In deze zaak heeft de kantonrechter van de Rechtbank Zeeland-West-Brabant op 23 april 2024 uitspraak gedaan in een beroep tegen een verkeersboete die aan betrokkene was opgelegd. De boete was opgelegd wegens het handelen in strijd met een geslotenverklaring op 8 juli 2022 op het Oranjeplein te Dongen. Betrokkene had beroep aangetekend tegen de beslissing van de officier van justitie, die het beroep ongegrond had verklaard. Tijdens de zitting heeft betrokkene aangevoerd dat het boetebedrag te hoog was gezien zijn financiële situatie en dat er geen duidelijke bebording aanwezig was bij het verlaten van het parkeerterrein.

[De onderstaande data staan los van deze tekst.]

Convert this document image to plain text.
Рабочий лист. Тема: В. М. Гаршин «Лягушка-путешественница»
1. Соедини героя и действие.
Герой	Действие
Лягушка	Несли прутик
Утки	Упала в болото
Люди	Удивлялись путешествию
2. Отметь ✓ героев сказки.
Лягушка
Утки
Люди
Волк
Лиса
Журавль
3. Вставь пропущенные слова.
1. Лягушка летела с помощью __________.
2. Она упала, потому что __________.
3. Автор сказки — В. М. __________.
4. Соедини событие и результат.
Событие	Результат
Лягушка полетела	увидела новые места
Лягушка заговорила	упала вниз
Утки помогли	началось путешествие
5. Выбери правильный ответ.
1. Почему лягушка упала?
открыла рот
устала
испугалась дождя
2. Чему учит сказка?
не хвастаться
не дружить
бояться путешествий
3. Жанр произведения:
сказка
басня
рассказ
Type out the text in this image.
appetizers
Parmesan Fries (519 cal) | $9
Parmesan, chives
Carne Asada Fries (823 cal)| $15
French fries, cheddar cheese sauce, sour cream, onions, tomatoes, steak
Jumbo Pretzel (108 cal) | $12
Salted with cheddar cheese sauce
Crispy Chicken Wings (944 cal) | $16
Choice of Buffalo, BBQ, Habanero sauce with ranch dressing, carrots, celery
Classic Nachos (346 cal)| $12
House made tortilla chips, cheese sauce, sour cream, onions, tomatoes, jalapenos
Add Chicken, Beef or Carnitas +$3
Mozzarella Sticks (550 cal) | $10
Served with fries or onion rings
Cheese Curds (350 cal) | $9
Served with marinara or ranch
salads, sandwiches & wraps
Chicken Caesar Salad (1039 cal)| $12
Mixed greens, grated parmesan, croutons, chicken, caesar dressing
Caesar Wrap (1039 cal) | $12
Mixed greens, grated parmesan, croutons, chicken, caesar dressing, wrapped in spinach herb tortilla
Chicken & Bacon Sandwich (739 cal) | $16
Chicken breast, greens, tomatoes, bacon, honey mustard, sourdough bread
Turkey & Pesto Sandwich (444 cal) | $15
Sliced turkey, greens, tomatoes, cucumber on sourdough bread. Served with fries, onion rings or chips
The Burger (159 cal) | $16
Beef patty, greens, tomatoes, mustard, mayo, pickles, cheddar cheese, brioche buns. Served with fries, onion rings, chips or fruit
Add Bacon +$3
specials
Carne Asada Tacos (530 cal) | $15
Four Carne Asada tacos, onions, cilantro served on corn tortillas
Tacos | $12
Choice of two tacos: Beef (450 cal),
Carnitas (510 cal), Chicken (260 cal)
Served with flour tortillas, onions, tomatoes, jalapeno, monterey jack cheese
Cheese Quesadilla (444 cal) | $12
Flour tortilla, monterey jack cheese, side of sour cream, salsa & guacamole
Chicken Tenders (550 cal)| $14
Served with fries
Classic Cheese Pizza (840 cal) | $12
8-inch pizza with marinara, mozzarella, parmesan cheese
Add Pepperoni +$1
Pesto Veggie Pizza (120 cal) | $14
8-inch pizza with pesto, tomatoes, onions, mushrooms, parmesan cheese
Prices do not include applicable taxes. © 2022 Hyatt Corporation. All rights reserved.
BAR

De officier van justitie, vertegenwoordigd door mr. C.M. Oostdam, heeft betoogd dat betrokkene op de hoogte was van de geslotenverklaring en dat de boete terecht was opgelegd. De kantonrechter heeft vastgesteld dat de gedraging waarvoor de boete was opgelegd, voldoende was aangetoond en dat betrokkene de gedraging had erkend. Echter, de kantonrechter heeft ook geoordeeld dat er sprake was van een schending van de hoorplicht, omdat betrokkene niet in de gelegenheid was gesteld om te worden gehoord door de officier van justitie.
Als gevolg van deze schending heeft de kantonrechter het beroep tegen de beslissing van de officier van justitie gegrond verklaard en de boete met 25% gematigd. De kantonrechter heeft de beslissing van de officier van justitie vernietigd en bepaald dat het teveel betaalde bedrag aan zekerheid door de officier van justitie aan betrokkene moet worden terugbetaald. De uitspraak is openbaar gedaan en betrokkene heeft de mogelijkheid om binnen zes weken hoger beroep in te stellen bij het gerechtshof Arnhem-Leeuwarden.